Host traits drive viral life histories across phytoplankton viruses

Viruses are integral to ecological and evolutionary processes, but we have a poor understanding of what drives variation in key traits across diverse viruses. For lytic viruses, burst size, latent period, and genome size are primary characteristics controlling host-virus dynamics. Here we synthesize data on these traits for 75 strains of phytoplankton viruses, which play an important role in global biogeochemistry. We find that primary traits of the host (genome size, growth rate) explain 40-50% of variation in burst size and latent period. Specifically, burst size and latent period both exhibit saturating relationships vs. the host:virus genome size ratio, with both traits increasing at low genome size ratios while showing no relationship at high size ratios. In addition, latent period declines as host growth rate increases. We analyze a model of latent period evolution to explore mechanisms that could cause these patterns. The model predicts that burst size may often be set by the host genomic resources available for viral construction, while latent period evolves to permit this maximal burst size, modulated by host metabolic rate. These results suggest that general mechanisms may underlie the evolution of diverse viruses. Future extensions of this work could help explain viral regulation of host populations, viral influence on community structure and diversity, and viral roles in biogeochemical cycles.

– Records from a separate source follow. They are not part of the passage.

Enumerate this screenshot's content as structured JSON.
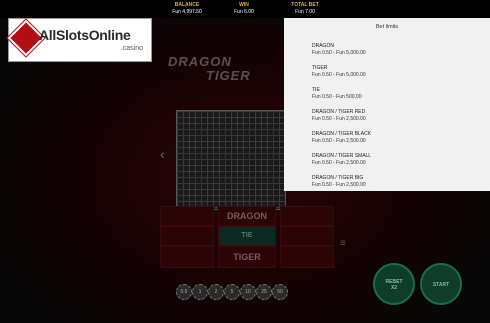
{
  "header": {
    "balance": {
      "label": "BALANCE",
      "value": "Fun 4,997.50"
    },
    "win": {
      "label": "WIN",
      "value": "Fun 6.00"
    },
    "total_bet": {
      "label": "TOTAL BET",
      "value": "Fun 7.00"
    }
  },
  "logo": {
    "brand": "AllSlotsOnline",
    "sub": ".casino"
  },
  "game_title": {
    "line1": "DRAGON",
    "line2": "TIGER"
  },
  "bet_areas": {
    "top_left": "",
    "top_center": "DRAGON",
    "top_right": "",
    "mid_center": "TIE",
    "bottom_center": "TIGER"
  },
  "chips": [
    "0.5",
    "1",
    "2",
    "5",
    "10",
    "25",
    "50"
  ],
  "buttons": {
    "rebet": {
      "line1": "REBET",
      "line2": "X2"
    },
    "start": "START"
  },
  "bet_limits": {
    "title": "Bet limits",
    "items": [
      {
        "name": "DRAGON",
        "range": "Fun 0.50 - Fun 5,000.00"
      },
      {
        "name": "TIGER",
        "range": "Fun 0.50 - Fun 5,000.00"
      },
      {
        "name": "TIE",
        "range": "Fun 0.50 - Fun 500.00"
      },
      {
        "name": "DRAGON / TIGER RED",
        "range": "Fun 0.50 - Fun 2,500.00"
      },
      {
        "name": "DRAGON / TIGER BLACK",
        "range": "Fun 0.50 - Fun 2,500.00"
      },
      {
        "name": "DRAGON / TIGER SMALL",
        "range": "Fun 0.50 - Fun 2,500.00"
      },
      {
        "name": "DRAGON / TIGER BIG",
        "range": "Fun 0.50 - Fun 2,500.00"
      }
    ]
  },
  "colors": {
    "accent_gold": "#d9b04a",
    "table_red": "#2a0407",
    "felt_green": "#0e3d2a"
  }
}
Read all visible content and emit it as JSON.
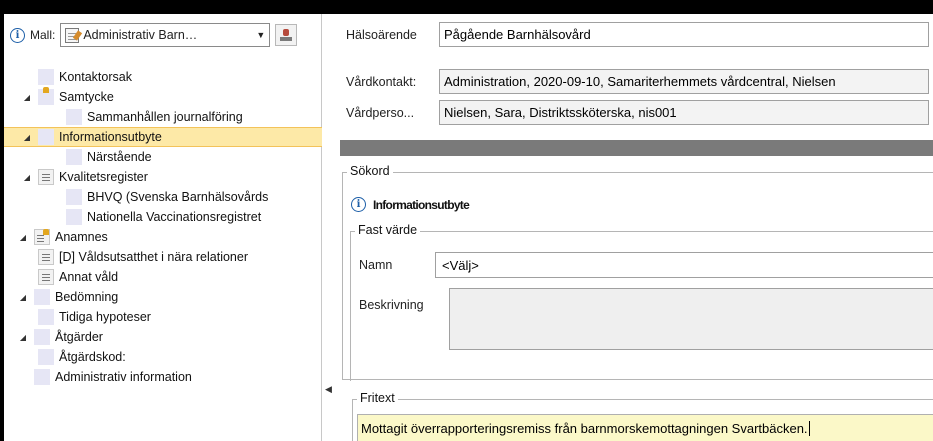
{
  "mall": {
    "label": "Mall:",
    "value": "Administrativ Barn…"
  },
  "tree": [
    {
      "label": "Kontaktorsak",
      "icon": "plain"
    },
    {
      "label": "Samtycke",
      "icon": "lock",
      "expander": "◢"
    },
    {
      "label": "Sammanhållen journalföring",
      "icon": "plain"
    },
    {
      "label": "Informationsutbyte",
      "icon": "plain",
      "expander": "◢",
      "selected": true
    },
    {
      "label": "Närstående",
      "icon": "plain"
    },
    {
      "label": "Kvalitetsregister",
      "icon": "list",
      "expander": "◢"
    },
    {
      "label": "BHVQ (Svenska Barnhälsovårds",
      "icon": "plain"
    },
    {
      "label": "Nationella Vaccinationsregistret",
      "icon": "plain"
    },
    {
      "label": "Anamnes",
      "icon": "lock-list",
      "expander": "◢"
    },
    {
      "label": "[D] Våldsutsatthet i nära relationer",
      "icon": "list"
    },
    {
      "label": "Annat våld",
      "icon": "list"
    },
    {
      "label": "Bedömning",
      "icon": "plain",
      "expander": "◢"
    },
    {
      "label": "Tidiga hypoteser",
      "icon": "plain"
    },
    {
      "label": "Åtgärder",
      "icon": "plain",
      "expander": "◢"
    },
    {
      "label": "Åtgärdskod:",
      "icon": "plain"
    },
    {
      "label": "Administrativ information",
      "icon": "plain"
    }
  ],
  "header": {
    "halsoarende_label": "Hälsoärende",
    "halsoarende_value": "Pågående Barnhälsovård",
    "vardkontakt_label": "Vårdkontakt:",
    "vardkontakt_value": "Administration, 2020-09-10, Samariterhemmets vårdcentral, Nielsen",
    "vardperson_label": "Vårdperso...",
    "vardperson_value": "Nielsen, Sara, Distriktssköterska, nis001"
  },
  "sokord": {
    "legend": "Sökord",
    "title": "Informationsutbyte",
    "fast_varde": {
      "legend": "Fast värde",
      "namn_label": "Namn",
      "namn_value": "<Välj>",
      "beskrivning_label": "Beskrivning"
    }
  },
  "fritext": {
    "legend": "Fritext",
    "value": "Mottagit överrapporteringsremiss från barnmorskemottagningen Svartbäcken."
  },
  "colors": {
    "selected_bg": "#fde9a7",
    "info_blue": "#1d5fa8",
    "fritext_bg": "#fbf8c8",
    "band_grey": "#7a7a7a"
  }
}
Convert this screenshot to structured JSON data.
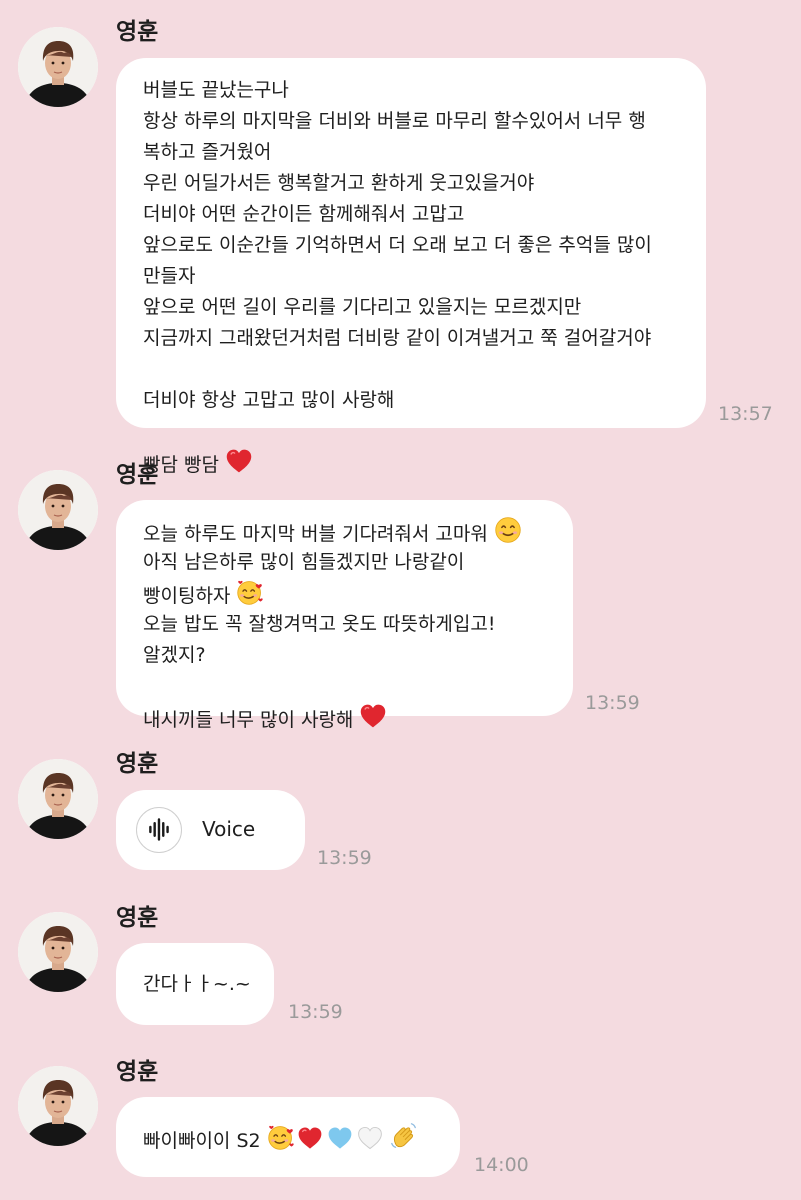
{
  "messages": [
    {
      "sender": "영훈",
      "lines": [
        "버블도 끝났는구나",
        "항상 하루의 마지막을 더비와 버블로 마무리 할수있어서 너무 행",
        "복하고 즐거웠어",
        "우린 어딜가서든 행복할거고 환하게 웃고있을거야",
        "더비야 어떤 순간이든 함께해줘서 고맙고",
        "앞으로도 이순간들 기억하면서 더 오래 보고 더 좋은 추억들 많이",
        "만들자",
        "앞으로 어떤 길이 우리를 기다리고 있을지는 모르겠지만",
        "지금까지 그래왔던거처럼 더비랑 같이 이겨낼거고 쭉 걸어갈거야",
        "",
        "더비야 항상 고맙고 많이 사랑해",
        "",
        "빵담 빵담"
      ],
      "time": "13:57"
    },
    {
      "sender": "영훈",
      "lines": [
        "오늘 하루도 마지막 버블 기다려줘서 고마워",
        "아직 남은하루 많이 힘들겠지만 나랑같이",
        "빵이팅하자",
        "오늘 밥도 꼭 잘챙겨먹고 옷도 따뜻하게입고!",
        "알겠지?",
        "",
        "내시끼들 너무 많이 사랑해"
      ],
      "time": "13:59"
    },
    {
      "sender": "영훈",
      "voice_label": "Voice",
      "time": "13:59"
    },
    {
      "sender": "영훈",
      "lines": [
        "간다ㅏㅏ~.~"
      ],
      "time": "13:59"
    },
    {
      "sender": "영훈",
      "lines": [
        "빠이빠이이 S2"
      ],
      "time": "14:00"
    }
  ],
  "icons": {
    "heart": "red-heart-icon",
    "smile": "smiling-face-icon",
    "hearts_face": "smiling-face-with-hearts-icon",
    "blue_heart": "blue-heart-icon",
    "white_heart": "white-heart-icon",
    "wave": "waving-hand-icon",
    "voice": "audio-waveform-icon"
  },
  "colors": {
    "background": "#f4dbe0",
    "bubble": "#ffffff",
    "time": "#9a9a9a",
    "heart_red": "#e0262f",
    "heart_blue": "#7ec8ee"
  }
}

病毒是生态与演化过程中不可或缺的组成部分，但我们对驱动多样病毒关键性状变异的核心机制仍缺乏深入认知。对于裂解性病毒（lytic virus）而言，裂解量（burst size）、潜伏期（latent period）与基因组大小是调控宿主-病毒动态（host-virus dynamics）的核心特征。 本研究整合了75株浮游植物病毒（phytoplankton virus）的上述性状数据，这类病毒在全球生物地球化学循环中发挥着关键作用。分析结果显示，宿主的核心性状（基因组大小、生长速率）可解释40%~50%的裂解量与潜伏期变异。具体而言，裂解量与潜伏期均与宿主-病毒基因组大小比值（host:virus genome size ratio）呈现饱和关系：在比值较低时，两种性状均随比值升高而递增；而在比值较高时，二者则无显著相关关系。此外，潜伏期随宿主生长速率的提升而缩短。 本研究通过构建潜伏期演化模型，探究了驱动上述观测模式的潜在机制。模型预测，裂解量通常由宿主可用于病毒组装的基因组资源所决定，而潜伏期则演化至适配该最大裂解量，其过程受宿主代谢速率调控。上述结果表明，多样病毒的演化可能存在通用机制。 本研究的后续拓展工作将有助于阐释病毒对宿主种群的调控作用、病毒对群落结构与多样性的影响，以及病毒在生物地球化学循环中的功能角色。